Forschungsprojekt untersucht Wirkung von Tanz und Bewegungstheater auf Entwicklung von Kindern

Sportwissenschaftler erforschen Einfluss von kultureller Bildung und Kreativität auf Persönlichkeitsentwicklung von Grundschulkindern

16.07.2015

Kinder können in der Bewegungen und im Spiel große Kreativität entfalten. Allerdings ist bislang wenig darüber bekannt, wie sich die motorische Kreativität bei Kindern entwickelt und wie sich dies auf ihre Persönlichkeit auswirkt. Dr. Claudia Steinberg vom Institut für Sportwissenschaft der Johannes Gutenberg-Universität Mainz (JGU) ist Teil einer vierköpfigen Forschergruppe mit Prof. Dr. Martin Stern von der Philipps-Universität Marburg, Prof. Dr. Nils Neuber von der Westfälischen Wilhelms-Universität Münster sowie Prof. Dr. Yvonne Hardt von der Hochschule für Musik und Tanz Köln. Sie haben gemeinsam 190.000 Euro der Stiftung Mercator eingeworben, um bei mehr als 250 Schülern in Mainz die Kreativitäts- und Persönlichkeitsentwicklung zu untersuchen. Das Vorhaben gehört damit zu den sechs bewilligten Projekten von insgesamt 78 Anträgen.

Ausgebildete Tanzpädagogen werden im Rahmen des Projekts Kindern an Ganztagsgrundschulen in der 3. und 4. Klasse die Grundlagen von Tanz und Bewegungstheater vermitteln. Dabei sollen vor allem Kinder mit Migrationshintergrund an Brennpunktschulen, die ansonsten wenig Förderung erhalten, einbezogen werden. "Kinder sind von sich aus kreativ. Das wollen wir erhalten und fördern oder wieder in den Kindern wecken, falls es eingeschlafen war", erklärt Dr. Claudia Steinberg zur Zielsetzung. In einem weiteren Schritt wollen die Wissenschaftlerinnen und Wissenschaftler feststellen, ob sie den künstlerisch-kreativen Aspekt, den die Kinder im Rahmen des Unterrichts oder der AG einbringen, messen und erfassen können. "Wir wollen besonders die körperlich-sinnlichen Aspekte in den Vordergrund rücken, die dem Tanzen eigen sind", so Steinberg.
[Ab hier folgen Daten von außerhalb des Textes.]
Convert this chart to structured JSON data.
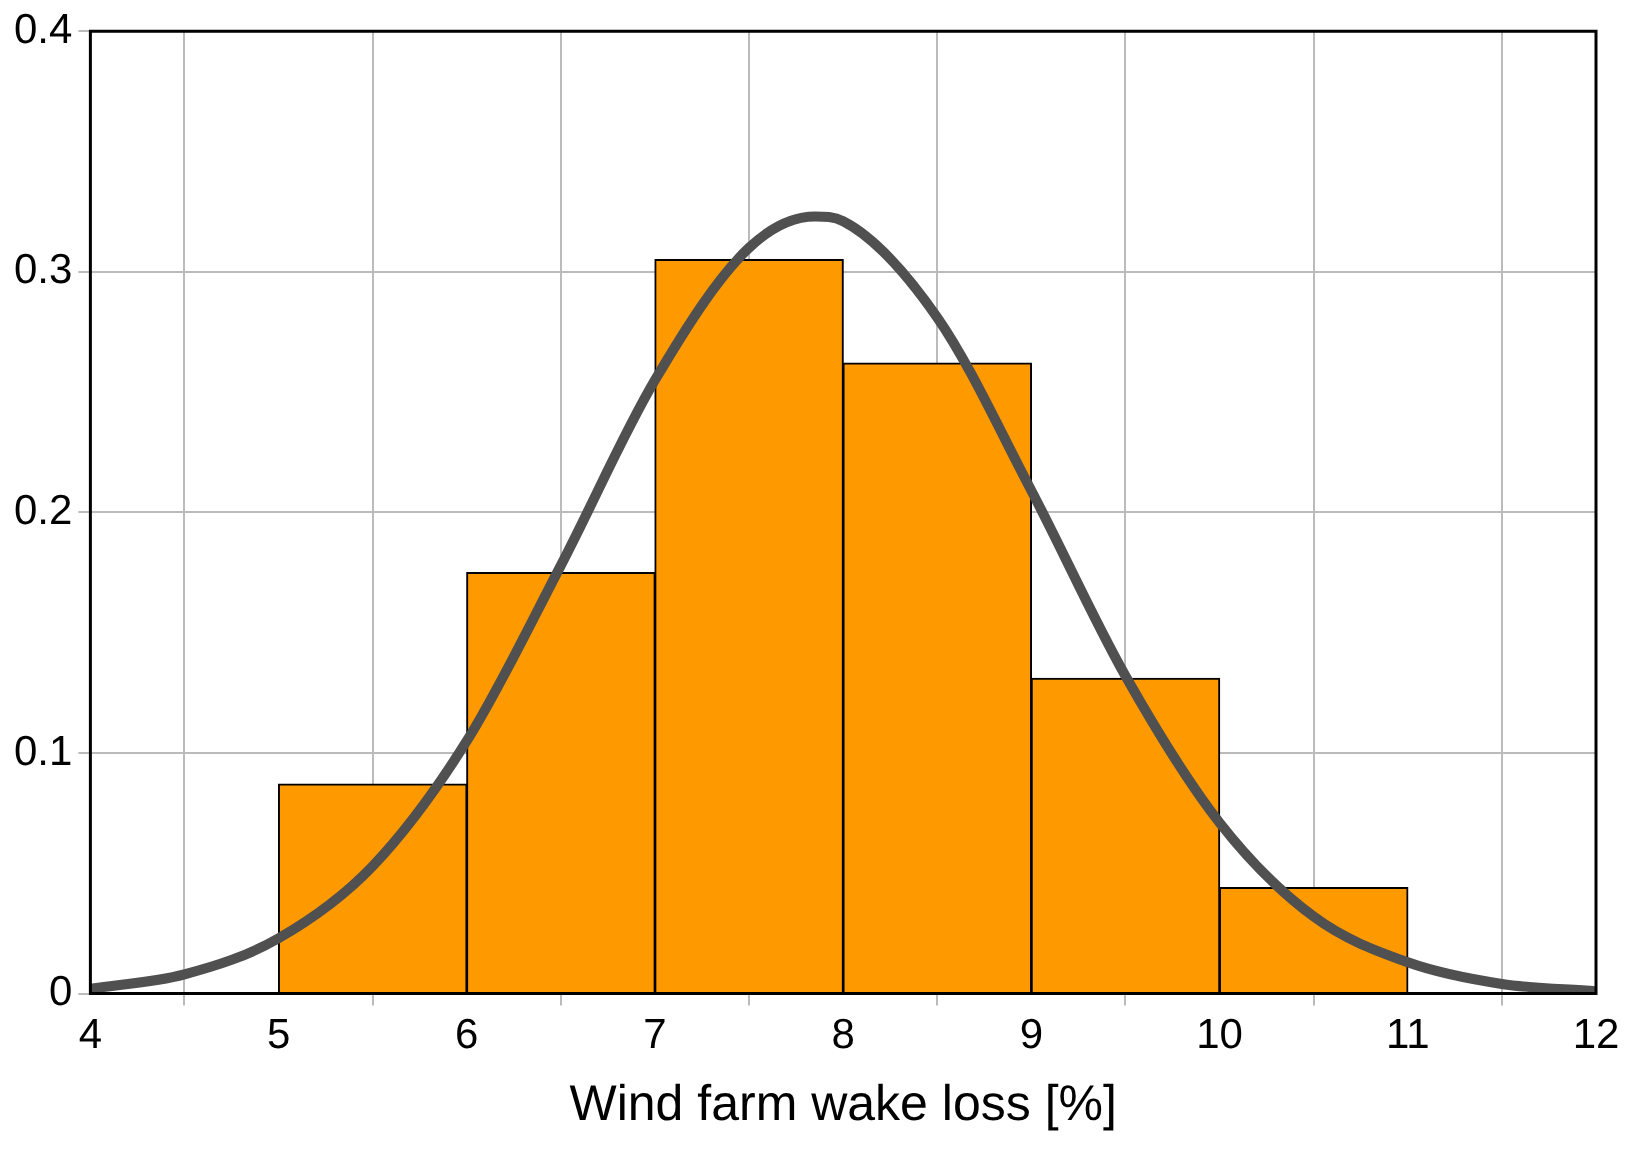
{
  "chart_data": {
    "type": "histogram",
    "xlabel": "Wind farm wake loss [%]",
    "bins": [
      5,
      6,
      7,
      8,
      9,
      10,
      11
    ],
    "values": [
      0.087,
      0.175,
      0.305,
      0.262,
      0.131,
      0.044
    ],
    "color": "#ff9900",
    "series": [
      {
        "type": "line",
        "color": "#505050",
        "x": [
          4,
          4.5,
          5,
          5.5,
          6,
          6.5,
          7,
          7.5,
          7.85,
          8,
          8.5,
          9,
          9.5,
          10,
          10.5,
          11,
          11.5,
          12
        ],
        "values": [
          0.002,
          0.008,
          0.023,
          0.053,
          0.105,
          0.178,
          0.255,
          0.31,
          0.323,
          0.321,
          0.281,
          0.209,
          0.132,
          0.071,
          0.032,
          0.013,
          0.004,
          0.001
        ]
      }
    ],
    "xlim": [
      4,
      12
    ],
    "xticks": [
      4,
      5,
      6,
      7,
      8,
      9,
      10,
      11,
      12
    ],
    "ylim": [
      0,
      0.4
    ],
    "yticks": [
      0,
      0.1,
      0.2,
      0.3,
      0.4
    ],
    "grid": true,
    "legend": false,
    "marker": "none",
    "line_style": "solid"
  }
}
Schließlich soll ermittelt werden, wie sich die Förderung der Kreativität durch Tanz und Bewegungstheater auf die motorische und die kognitive Entwicklung der Kinder auswirkt. Trägt dies zur Persönlichkeitsbildung bei? Verbessert sich der Selbstwert der jungen Teilnehmerinnen und Teilnehmer? Wie verändert sich das Selbstkonzept? Wird die emotionale Kompetenz als Vorstufe für soziale Kompetenz ebenfalls geschult? Weil die beteiligten Wissenschaftler mit ihrem Projekt Neuland betreten, werden sie zunächst die geeigneten Methoden entwickeln, um die Veränderungen überhaupt erfassen zu können. Die Erhebung wird direkt im Anschluss an die Angebote stattfinden, aber mit einem Follow-up-Test soll zu einem späteren Zeitpunkt nochmal nachgeschaut werden, was über den Testzeitraum hinaus haften geblieben ist und welche nachhaltige Wirkung erzielt wurde.
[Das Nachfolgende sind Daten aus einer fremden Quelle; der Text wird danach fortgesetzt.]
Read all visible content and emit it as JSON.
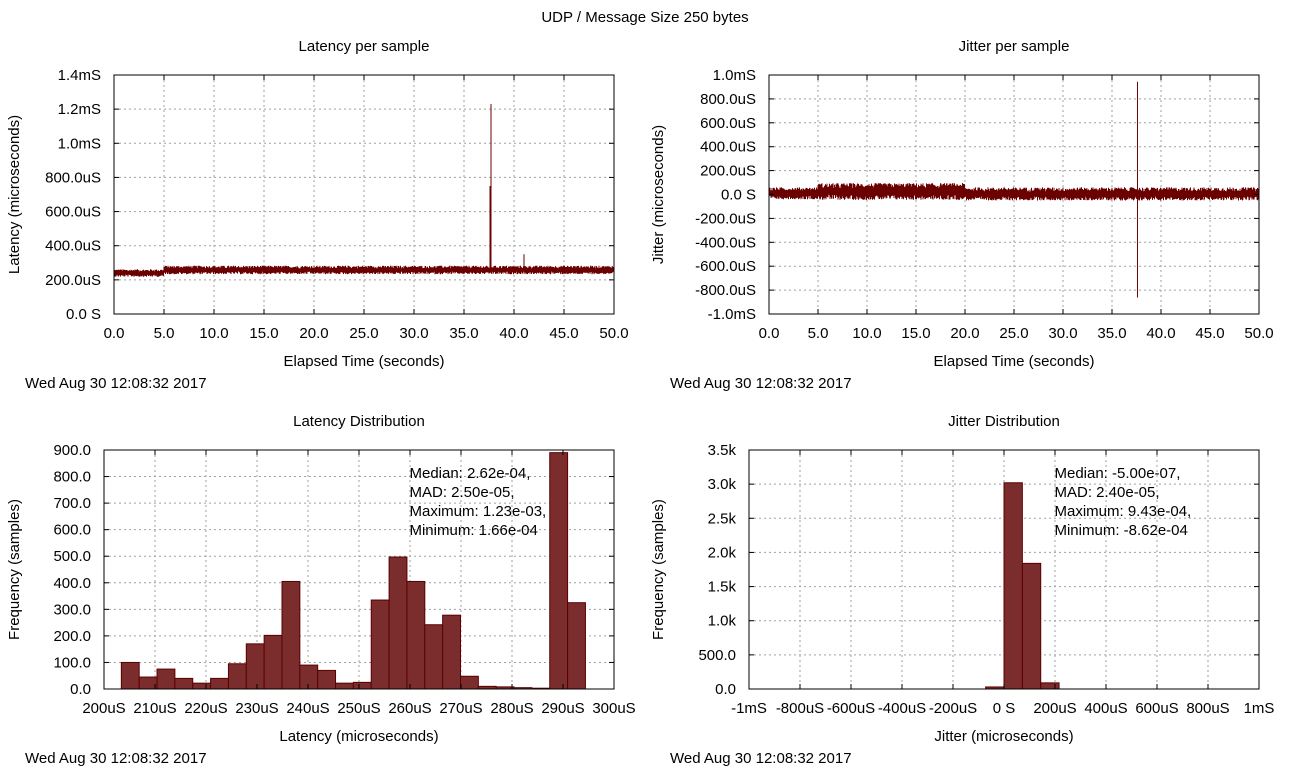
{
  "figure": {
    "title": "UDP / Message Size 250 bytes"
  },
  "colors": {
    "trace": "#6b0000",
    "bar_fill": "#7b2d2d",
    "bar_stroke": "#5a0000",
    "grid": "#a0a0a0"
  },
  "chart_data": [
    {
      "id": "latency-per-sample",
      "type": "line",
      "title": "Latency per sample",
      "xlabel": "Elapsed Time (seconds)",
      "ylabel": "Latency (microseconds)",
      "xlim": [
        0,
        50
      ],
      "ylim": [
        0,
        1400
      ],
      "xticks": [
        0,
        5,
        10,
        15,
        20,
        25,
        30,
        35,
        40,
        45,
        50
      ],
      "xtick_labels": [
        "0.0",
        "5.0",
        "10.0",
        "15.0",
        "20.0",
        "25.0",
        "30.0",
        "35.0",
        "40.0",
        "45.0",
        "50.0"
      ],
      "yticks": [
        0,
        200,
        400,
        600,
        800,
        1000,
        1200,
        1400
      ],
      "ytick_labels": [
        "0.0 S",
        "200.0uS",
        "400.0uS",
        "600.0uS",
        "800.0uS",
        "1.0mS",
        "1.2mS",
        "1.4mS"
      ],
      "series": [
        {
          "name": "latency",
          "segments": [
            {
              "x": [
                0.0,
                5.0
              ],
              "center": 240,
              "band": 22
            },
            {
              "x": [
                5.0,
                50.0
              ],
              "center": 258,
              "band": 25
            }
          ],
          "spikes": [
            {
              "x": 37.7,
              "y": 1230
            },
            {
              "x": 37.6,
              "y": 750
            },
            {
              "x": 41.0,
              "y": 350
            }
          ]
        }
      ],
      "timestamp": "Wed Aug 30 12:08:32 2017"
    },
    {
      "id": "jitter-per-sample",
      "type": "line",
      "title": "Jitter per sample",
      "xlabel": "Elapsed Time (seconds)",
      "ylabel": "Jitter (microseconds)",
      "xlim": [
        0,
        50
      ],
      "ylim": [
        -1000,
        1000
      ],
      "xticks": [
        0,
        5,
        10,
        15,
        20,
        25,
        30,
        35,
        40,
        45,
        50
      ],
      "xtick_labels": [
        "0.0",
        "5.0",
        "10.0",
        "15.0",
        "20.0",
        "25.0",
        "30.0",
        "35.0",
        "40.0",
        "45.0",
        "50.0"
      ],
      "yticks": [
        -1000,
        -800,
        -600,
        -400,
        -200,
        0,
        200,
        400,
        600,
        800,
        1000
      ],
      "ytick_labels": [
        "-1.0mS",
        "-800.0uS",
        "-600.0uS",
        "-400.0uS",
        "-200.0uS",
        "0.0 S",
        "200.0uS",
        "400.0uS",
        "600.0uS",
        "800.0uS",
        "1.0mS"
      ],
      "series": [
        {
          "name": "jitter",
          "segments": [
            {
              "x": [
                0.0,
                5.0
              ],
              "center": 10,
              "band": 50
            },
            {
              "x": [
                5.0,
                20.0
              ],
              "center": 25,
              "band": 70
            },
            {
              "x": [
                20.0,
                50.0
              ],
              "center": 5,
              "band": 55
            }
          ],
          "spikes": [
            {
              "x": 37.6,
              "y": 943
            },
            {
              "x": 37.6,
              "y": -862
            }
          ]
        }
      ],
      "timestamp": "Wed Aug 30 12:08:32 2017"
    },
    {
      "id": "latency-distribution",
      "type": "bar",
      "title": "Latency Distribution",
      "xlabel": "Latency (microseconds)",
      "ylabel": "Frequency (samples)",
      "xlim": [
        200,
        300
      ],
      "ylim": [
        0,
        900
      ],
      "xticks": [
        200,
        210,
        220,
        230,
        240,
        250,
        260,
        270,
        280,
        290,
        300
      ],
      "xtick_labels": [
        "200uS",
        "210uS",
        "220uS",
        "230uS",
        "240uS",
        "250uS",
        "260uS",
        "270uS",
        "280uS",
        "290uS",
        "300uS"
      ],
      "yticks": [
        0,
        100,
        200,
        300,
        400,
        500,
        600,
        700,
        800,
        900
      ],
      "ytick_labels": [
        "0.0",
        "100.0",
        "200.0",
        "300.0",
        "400.0",
        "500.0",
        "600.0",
        "700.0",
        "800.0",
        "900.0"
      ],
      "bin_width": 3.5,
      "bin_start": [
        203.4,
        206.9,
        210.4,
        213.9,
        217.4,
        220.9,
        224.4,
        227.9,
        231.4,
        234.9,
        238.4,
        241.9,
        245.4,
        248.9,
        252.4,
        255.9,
        259.4,
        262.9,
        266.4,
        269.9,
        273.4,
        276.9,
        280.4,
        283.9,
        287.4,
        290.9
      ],
      "values": [
        100,
        45,
        75,
        40,
        22,
        40,
        95,
        170,
        202,
        405,
        90,
        70,
        22,
        25,
        335,
        497,
        405,
        242,
        278,
        48,
        10,
        8,
        5,
        3,
        890,
        325
      ],
      "annotation": [
        "Median: 2.62e-04,",
        "MAD: 2.50e-05,",
        "Maximum: 1.23e-03,",
        "Minimum: 1.66e-04"
      ],
      "timestamp": "Wed Aug 30 12:08:32 2017"
    },
    {
      "id": "jitter-distribution",
      "type": "bar",
      "title": "Jitter Distribution",
      "xlabel": "Jitter (microseconds)",
      "ylabel": "Frequency (samples)",
      "xlim": [
        -1000,
        1000
      ],
      "ylim": [
        0,
        3500
      ],
      "xticks": [
        -1000,
        -800,
        -600,
        -400,
        -200,
        0,
        200,
        400,
        600,
        800,
        1000
      ],
      "xtick_labels": [
        "-1mS",
        "-800uS",
        "-600uS",
        "-400uS",
        "-200uS",
        "0 S",
        "200uS",
        "400uS",
        "600uS",
        "800uS",
        "1mS"
      ],
      "yticks": [
        0,
        500,
        1000,
        1500,
        2000,
        2500,
        3000,
        3500
      ],
      "ytick_labels": [
        "0.0",
        "500.0",
        "1.0k",
        "1.5k",
        "2.0k",
        "2.5k",
        "3.0k",
        "3.5k"
      ],
      "bin_width": 72,
      "bin_start": [
        -72,
        0,
        72,
        144
      ],
      "values": [
        30,
        3020,
        1840,
        90
      ],
      "annotation": [
        "Median: -5.00e-07,",
        "MAD: 2.40e-05,",
        "Maximum: 9.43e-04,",
        "Minimum: -8.62e-04"
      ],
      "timestamp": "Wed Aug 30 12:08:32 2017"
    }
  ]
}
Sobald die Vorarbeiten abgeschlossen sind, können die Tanz- und Bewegungstheatergruppen im Januar 2016 starten. Angesprochen werden Schulen im Großraum Mainz und Wiesbaden, die dann für 3 Monate mit professioneller Unterstützung und einem kompletten Unterrichtskonzept Tanz und Bewegungstheater für die Dritt- und Viertklässler anbieten können – ohne dass ihnen dafür Kosten entstehen.

Der Rat für Kulturelle Bildung e.V. hat im Frühjahr 2015 sechs Projekte ausgewählt, die an deutschen Universitäten und Forschungsinstituten die Wirkung kultureller Bildung anhand langfristiger, empirischer Erhebungen untersuchen werden. Hierfür stattet die Stiftung Mercator, eine der sechs Mitgliedsstiftungen des Rats für Kulturelle Bildung, den "Forschungsfonds Kulturelle Bildung. Studien zu den Wirkungen Kultureller Bildung" mit 1,2 Millionen Euro aus. Ziel des Forschungsfonds ist es, zur Formulierung von wissenschaftsgestützten Argumenten für die Anerkennung von kultureller Bildung als gleichwertigem Teil von allgemeiner Bildung beizutragen.